Efficient data structure to maintain a set of postal codes and mailbox numbers

Question

A 'person' is represented by a combination of postal code and mailbox number(both are natural numbers)

No two postal codes are alike, yet a postal code can contain many different mailboxes.

At any given postal code, all mailboxes have different numbers.

Display a data structure that supports the following methods in best complexity:

$Insert(z,p)$: insert a new person into the structure, who's postal code is $z$ and mailbox number is $p$.

$Delete(z,p)$: delete a person with postal code $z$ and mailbox number $p$ .

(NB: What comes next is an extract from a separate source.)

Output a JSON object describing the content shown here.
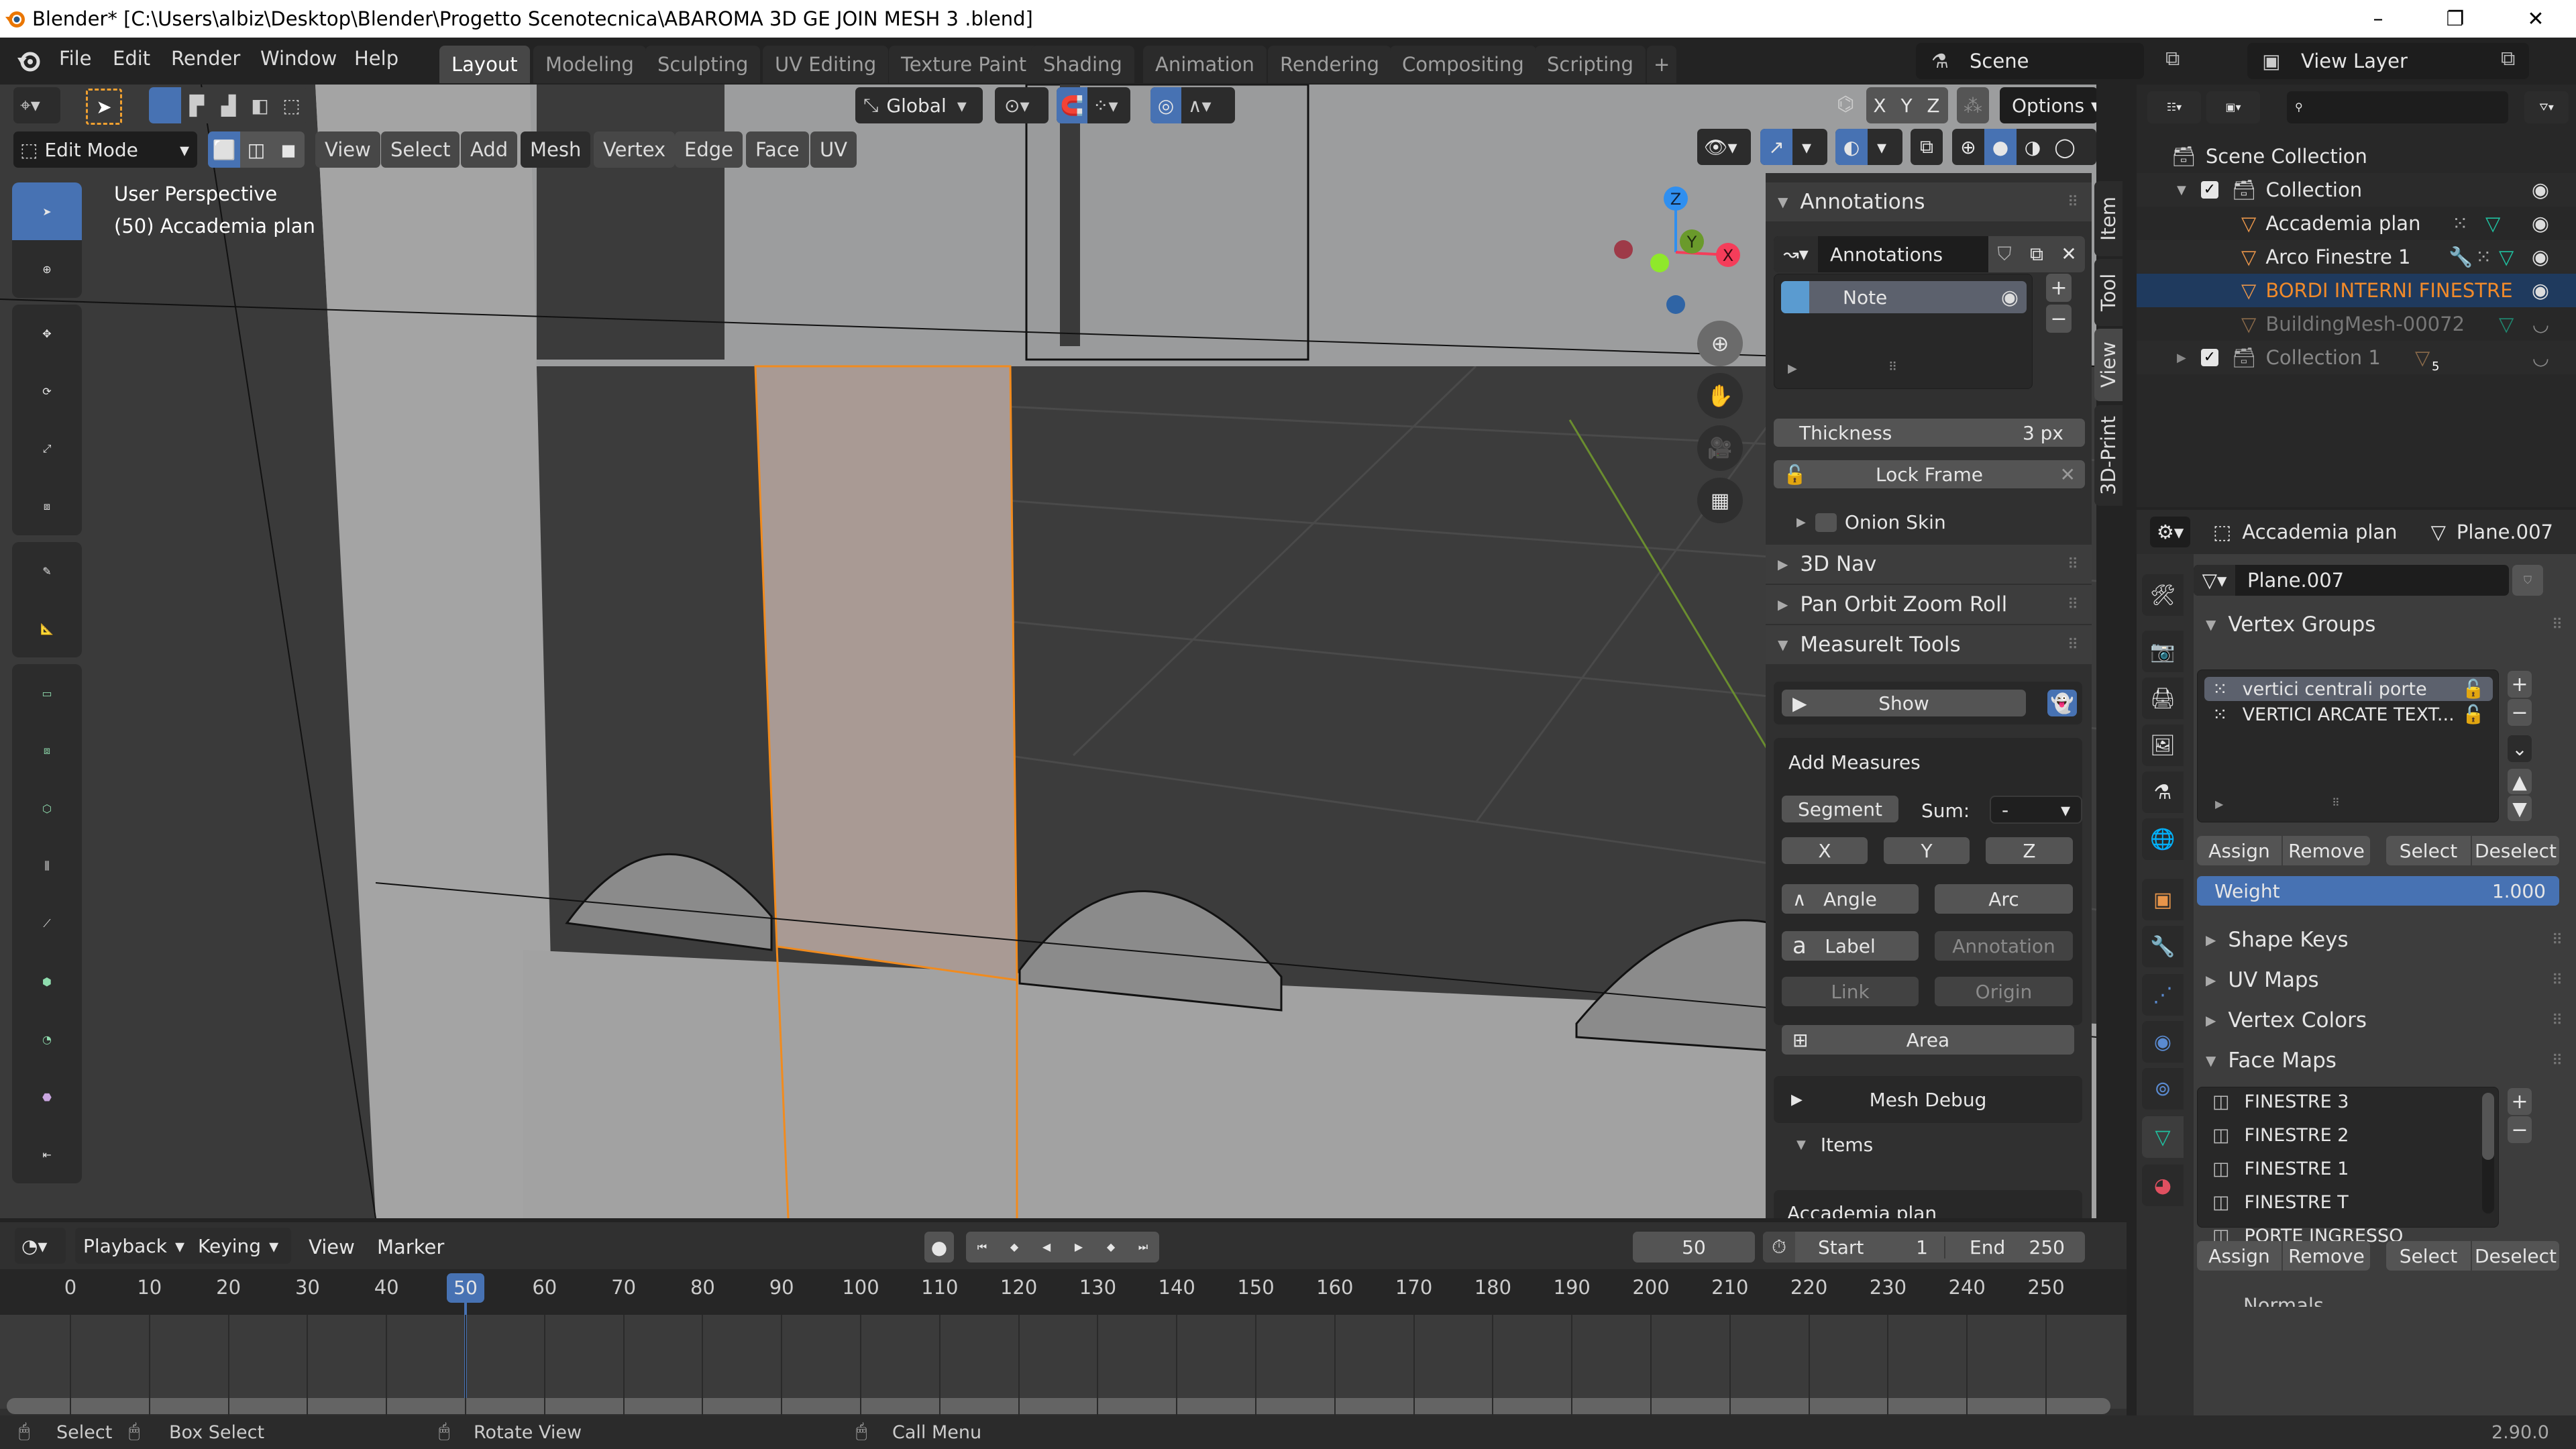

$Median(z)$: at postal code $z$, who has a mailbox that is the median? (half of people at postal code $z$ have mailbox with lower number)

$Max(z_1,z_2)$: out of the people living in the range $z_1 \rightarrow z_2$, who has the maximal mailbox number?

$HowMany(x)$: how many postal codes have exactly $x$ mailboxes?

The DS I've come up with was an AVL tree, where each key is a postal code and each node has a pointer to another AVL tree which represents the mailboxes in that postal code. That solves $insert/delete$ in

$O(max\{log$(amount of postal codes)$, log$(amount of mailboxes in postal code z)$\})$

which seems pretty efficient.

From this point forward I'm not sure how to continue, Median seems like $O(log$(amount of postal codes)$)$ to me since the mailboxes are in an AVL tree, so we can keep track of how many mailboxes we got, if number of mailboxes is uneven, the median is at the root, else we can find the heavier subtree and claim the median is the mean of the root and the root of said subtree, yet I'm not sure that works.

About $max$ and $howmany$, I still can't think of a solution that yields anything better than $O(n)$ where $n=$number of postal codes so far.

What would be some efficient data structure for my situation?

Answer 1

Your idea of using a tree of tree representation seems good. Let $n$ be the current number of postal codes and $m$ be the current maximum number of mailboxes in any postal code. Then the insert and delete implementation takes $O(\log n + \log m) = O(\log nm)$.

To implement median, you can make the mailbox tree of each postal code to be an order statistic tree. This will give you a bound of $O(\log nm)$ running-time.

To implement max, first augment each postal code node $z$, so it will store the current maximum mailbox number of its mailbox tree as $z.max$. Also, let $z.maxT$ be a pointer to the node that has the largest $max$ value in $z$'s subtree. Note that it's possible for $z.maxT$ be equal to $z$. The $maxT$ of each nodes must be updated accordingly after every insert and delete. Now, find $z_1$. As you do the search, check the $max$ attribute of all nodes $z$ in the search path such that $z_1 \le z \le z_2$ and remember the node $z_1'$ with the maximum $max$ attribute. Next, find $z_2$ similarly to also find $z'_2$. Finally, compare the $max$ attributes of $z_1'$, $z_1.right.maxT$, $z_2'$, and $z_2.left.maxT$ to find the overall maximum in the range $[z_1, z_2]$. The $left$ and $right$ attributes are pointers to the left and right child of a node. Since this procedure performs 2 searches in you postal code tree, it takes $O(\log n)$.

As for howmany, the only idea I have to prevent checking all postal codes is to create another AVL tree such that the key of each node is a number $m'$ representing the number of mailboxes and the value of the node is the number of postal codes with $m'$ mailboxes. Think of this as a reverse look-up map, such that given a number of mailboxes, it returns the number of postal codes that have such mailboxes. In the worst-case, each postal code will have different number mailboxes, so the size of this tree is $n$. Performing a howmany operation is just a search in the tree, which takes $O(\log n)$ time. However, an insert or delete operation will requires adding/deleting/updating of this tree, which also incurs an additional $O(\log n)$ time to insert and delete. But since its just an additive increase, it does not affect the overall asymptotic running-time of the two operations.